The concern to equalise relationships between health professionals and lay people is gathering momentum. Consumerism was strongly promoted in the 1980s as part of the market ideology which infused health policy in many countries. The problem with consumerism was that it encouraged people to make demands but failed to emphasise reciprocal responsibilities. Growing awareness of unexplained variations in patterns of medical practice and of the gap between public expectations and the supply of services has led governments to consider ways in which demand for health care can be managed.4 Partnership has therefore replaced consumerism as a key plank of public policy. Official statements in the United Kingdom are peppered with the term, which is popular with politicians both because it evinces a warm glow but also because it emphasises mutual self help. The new emphasis is on shared information, shared evaluation, shared decision making, and shared responsibilities.

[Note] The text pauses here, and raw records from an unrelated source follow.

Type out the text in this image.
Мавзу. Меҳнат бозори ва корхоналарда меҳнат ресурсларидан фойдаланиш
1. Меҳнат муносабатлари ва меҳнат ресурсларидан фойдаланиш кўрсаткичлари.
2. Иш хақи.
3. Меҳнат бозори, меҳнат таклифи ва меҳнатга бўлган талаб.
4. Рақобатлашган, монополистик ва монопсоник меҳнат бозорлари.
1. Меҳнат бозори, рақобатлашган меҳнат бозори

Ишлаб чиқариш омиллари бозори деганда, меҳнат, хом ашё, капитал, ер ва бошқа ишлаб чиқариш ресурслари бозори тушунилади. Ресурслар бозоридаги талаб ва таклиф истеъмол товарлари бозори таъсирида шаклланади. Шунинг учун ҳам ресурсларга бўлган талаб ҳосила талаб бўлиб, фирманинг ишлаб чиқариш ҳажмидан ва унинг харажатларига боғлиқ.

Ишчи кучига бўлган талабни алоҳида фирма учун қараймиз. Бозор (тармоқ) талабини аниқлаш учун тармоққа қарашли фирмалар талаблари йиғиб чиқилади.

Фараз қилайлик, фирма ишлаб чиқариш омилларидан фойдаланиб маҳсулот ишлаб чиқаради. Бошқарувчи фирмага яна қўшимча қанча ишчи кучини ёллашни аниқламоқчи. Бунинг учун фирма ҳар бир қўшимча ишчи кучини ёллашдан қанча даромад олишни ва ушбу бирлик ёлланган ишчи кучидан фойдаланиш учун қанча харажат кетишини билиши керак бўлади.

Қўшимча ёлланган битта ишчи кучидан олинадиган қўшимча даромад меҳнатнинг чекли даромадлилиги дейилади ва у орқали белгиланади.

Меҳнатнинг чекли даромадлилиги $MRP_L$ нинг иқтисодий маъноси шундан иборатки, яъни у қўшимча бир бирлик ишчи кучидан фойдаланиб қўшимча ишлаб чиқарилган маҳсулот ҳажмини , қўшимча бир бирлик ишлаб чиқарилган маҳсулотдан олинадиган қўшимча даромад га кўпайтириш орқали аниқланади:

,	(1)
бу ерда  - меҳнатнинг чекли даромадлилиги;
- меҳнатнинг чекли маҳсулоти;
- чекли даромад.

Patient partnership is therefore firmly on the agenda in the NHS. This year we have been promised a revised Patient's Charter; a relaunch of the patient partnership strategy; the establishment of NHS Direct Online (an online version of the telephone information and triage system); the first results from the national patient and user survey; and now, in a little noticed section of the public health white paper, a new strategy for healthy citizens.5 The government wants us all to be better informed about risk. It wants us to know about treatment options, outcomes, and the limitations of medical care. It is promising advice via telephone helplines, website links, health skills training programmes, and a new handbook of common ailments. Self help and informed choice is to be encouraged in the hope that it will keep costs down and ensure that demands for health care are channelled appropriately

Will it work? Several hurdles need to be overcome. Little is known about the readiness of patients to take on decision making responsibility Evidence exists that many patients do have strong treatment preferences,6 that these are not always predictable,7 and that doctors often fail to understand them,8 but some patients may not want to have an active role thrust on them Younger people tend to be more critical of professional paternalism and more likely to expect active participation in decisions about their care,6 but some older patients and some with serious illnesses prefer to defer decision making to the doctor, perhaps because it allows them to avoid responsibility for the consequences of “wrong” decisions.9 It will be important to find ways of offering involvement which do not place an unwanted burden on sick people.

For doctors the trick will be to determine which patients want to be offered choice and which prefer a more passive role. The requirements for informed consent require some level of patient engagement with decision making, and the General Medical Council has laid down stringent information requirements.10 Informed consent can no longer be seen as nothing more than getting a signature on a form. But in an eight minute consultation how feasible is it to determine patients' preferences and sensitivities and provide full and unbiased information (p 753)?11 There will certainly be a need for more and better training in communication skills (p 766)12 and for better access to good quality information to support decision making (p 764).13 Howie et al found an association between continuity of care and patient enablement (p 738),14 but is this compatible with the demand for easier and faster access—for example, via the government's new walk-in clinics?

As O'Connor et al's systematic review of decision aids shows, patients do not necessarily make conservative choices when they are fully informed about the risks and benefits of treatment options (p 731).15 In the end the government may be disappointed if demand continues to rise despite its efforts to empower patients—but they should not be. If it increases the chance of patients being treated like grown ups, it will have been worth it.